À la suite de la sortie médiatique du Premier ministre, chef du gouvernement Amadou Oury Bah, concernant la fermeture du dépotoir d’ordures de Dar-Salam, la rédaction d’avenirguinee s’est rendue sur le terrain ce mardi 24 juin pour recueillir l’avis des habitants, qui entrevoient à l’horizon une lueur d’espoir.
Vêtu d’un t-shirt blanc, d’un jean et assis devant un cabaret à quelques mètres de la montagne d’ordures, M. Abdoulaye Dinos Camara, secrétaire administratif du secteur Rail, dit ressentir un sentiment de joie et d’espoir : « Quand j’ai vu le Premier ministre ici, c’était pour moi une joie immense et un espoir, puisque nous souffrons ici à cause du dépotoir. Il y a assez de maux auxquels nous faisons face, à commencer par la fumée et l’odeur nauséabonde… Donc, nous espérons et restons optimistes que le PM et le président nous aideront enfin à nous débarrasser de cela. Et si ce n’est pas le cas, nous continuerons notre combat à travers un sit-in, car nous le faisons pour tout le monde, y compris pour le pays. Ici, c’est le cœur de la capitale, et cette fumée se répand jusqu’à d’autres quartiers, même ceux qui sont loin de Dar-es-Salam », a-t-il laissé entendre.
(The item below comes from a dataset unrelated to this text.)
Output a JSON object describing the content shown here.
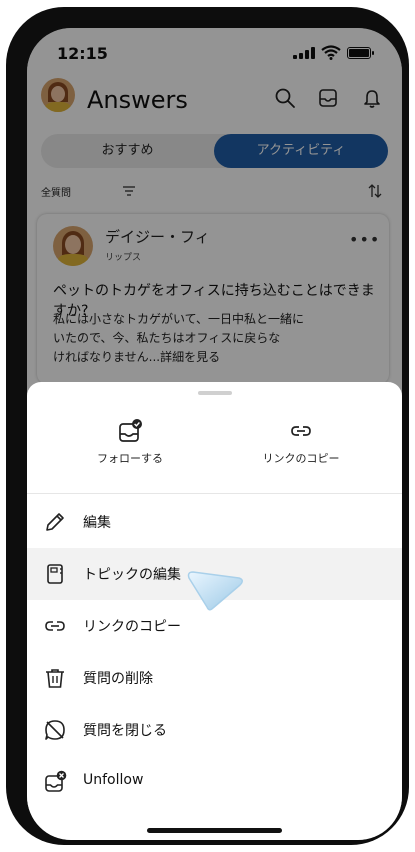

Même son de cloche du côté de Thierno Boubacar Diallo, président des jeunes du secteur 1 : « La bonne volonté du Premier ministre s’est manifestée par son déplacement, et à travers cela, nous gardons espoir qu’il veuille nous aider à enlever cette montagne d’ordures. Certes, il y a d’autres familles ici qui vivent de ces ordures, mais elles sont conscientes que c’est un danger pour leur santé. Donc, elles ne s’opposent pas à notre combat. Sur ce point, nous nous entendons très bien. Je démens toute personne qui dirait qu’il y a des habitants contents de la situation à Dar-Salam. Beaucoup sont partis à cause de la fumée. Nous, ceux qui sommes restés, c’est parce que nous n’avons pas les moyens de partir et que nous n’avons nulle part où aller », a-t-il déploré.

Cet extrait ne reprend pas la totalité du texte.